Journalism students need new heroes; Journalism heroes need new students

⚠️ This post is more than five years old. Links may rot, opinions may change, and context might be missing. Proceed with cautious optimism.

This week’s running conversation between Mindy McAdams, Bryan Murley, Howard Owens, and Ron Curley, among many others, boiled over into the U.K. media blogosphere, and I’m finding myself alternately cited, enlightened, and humbled.Let’s start with some enlightenment from a 19-year-old journalism student at the University of Lincoln, UK: Dave Lee.

Lee read Martin Stabe’s follow-up to “The conservatism of journalism students” and put out a call for more heroes in journalism.

I’ll second Bryan’s list as the first part of a response, but the bit in Lee’s post that made me raise my eyebrows and grin was this, about his experience in an online journalism class:

“Knowing HTML in principle is useful – but being taught to use Dreamweaver is an utterly useless skill.
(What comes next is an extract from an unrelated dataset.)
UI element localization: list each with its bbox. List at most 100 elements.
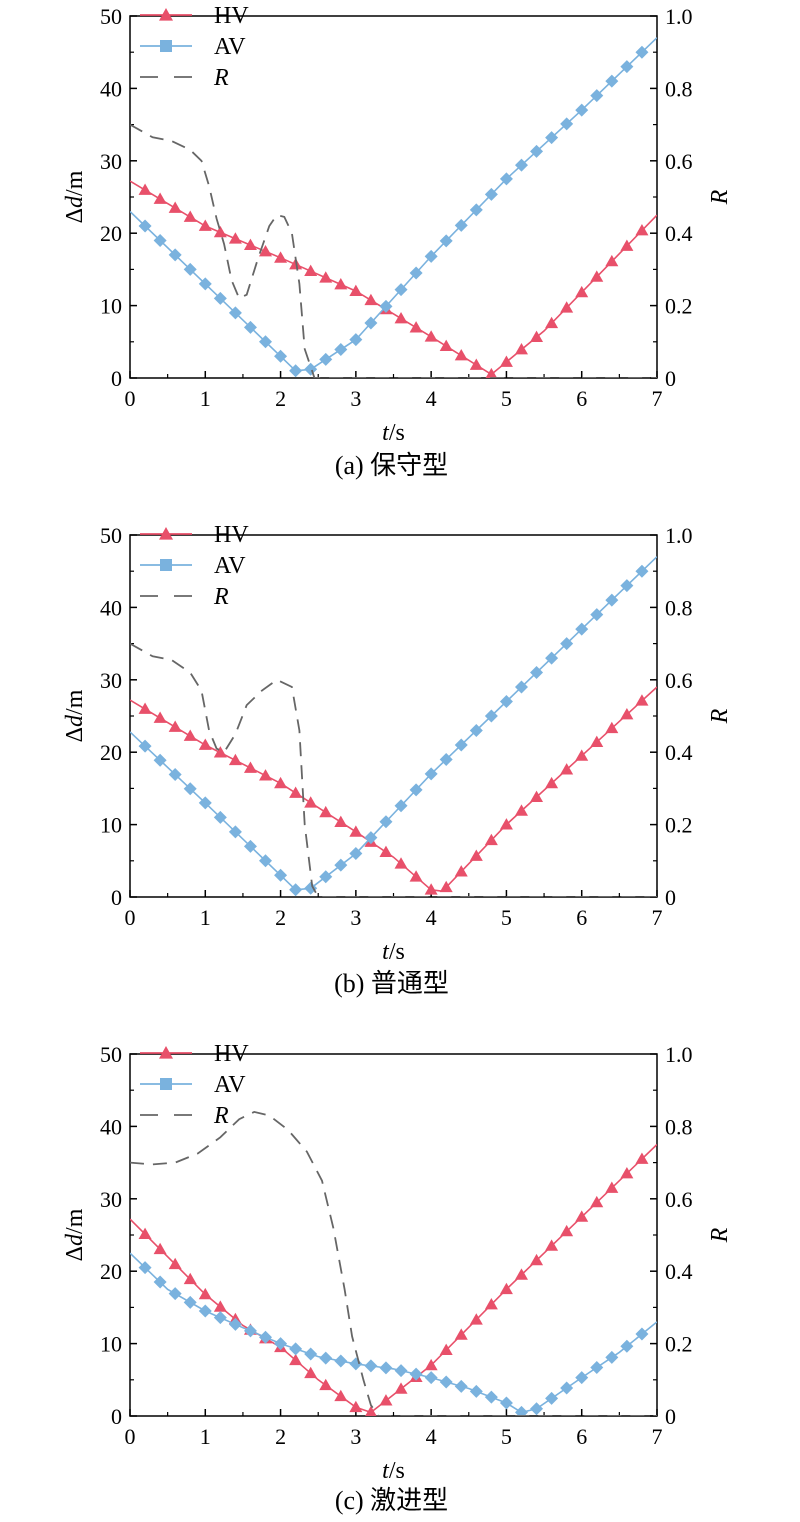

We’ll only end up being re-trained in a year or two. Teach us the qualities that make a good online journalist – not how to use a piece of software that will be replaced next year.”

Yes, that. Exactly.

Dave gets it, so well in fact, that after founding a student newspaper at the university, he (and his classmates?) set up a WordPress blog as a companion piece to the print edition.

Yes, that. Exactly.

Somewhere in the middle of all this is Kevin Anderson, Blogs Editor at the Guardian newspaper in the U.K.:

“Whenever I speak to students, instead of saying that they need to learn Flash, or Final Cut or Rails, I say you need to learn reporting, audio-visual storytelling and research.”

That’s essentially the takeaway from all this, as far as I’m concerned: The heroes are out there, in the news business and in the schools, even if we don’t know it yet. They’re starting to read blogs and toy with Soundslides and video and podcasting. And that’s the important step right there, that they’re willing to put their work out a limb and try something other than text to communicate with readers that are increasingly becoming commenters, viewers, and listeners.

So, soon-to-be-journalism-heroes, take your first steps. Start blogging and sharing your work.

We’re waiting for you.


Comments

2 responses to “Journalism students need new heroes; Journalism heroes need new students”

  1. Many thanks for the linkback.

    About the WordPress site for my newspaper. It disheartens me a little bit: the blog has been extremely difficult to set up. Not from a technical point of view (my a-levels sorted that for me), but from an editorial perspective. Over 500 journo students at Lincoln – and a mere handful of people knew what a blog was. Stunning.

    It looks like the website will end up being a place to download the newspaper PDF for the next few weeks. Saddening, but I’d rather do that until I can get a proper online editor to give the site the attention it needs.

    My early thoughts on the site was “build it and they will come” – but this really wasn’t the case.

    On a different note, can I be supremely cheeky and ask where you got the code for your “Tags” zeitgeist type thing in the sidebar there? It’s dead nifty.

  2. Dave:

    Three words – Ultimate Tag Warrior.

    It’s powerful stuff – be sure to read the docs and support forums to get an idea of all your options.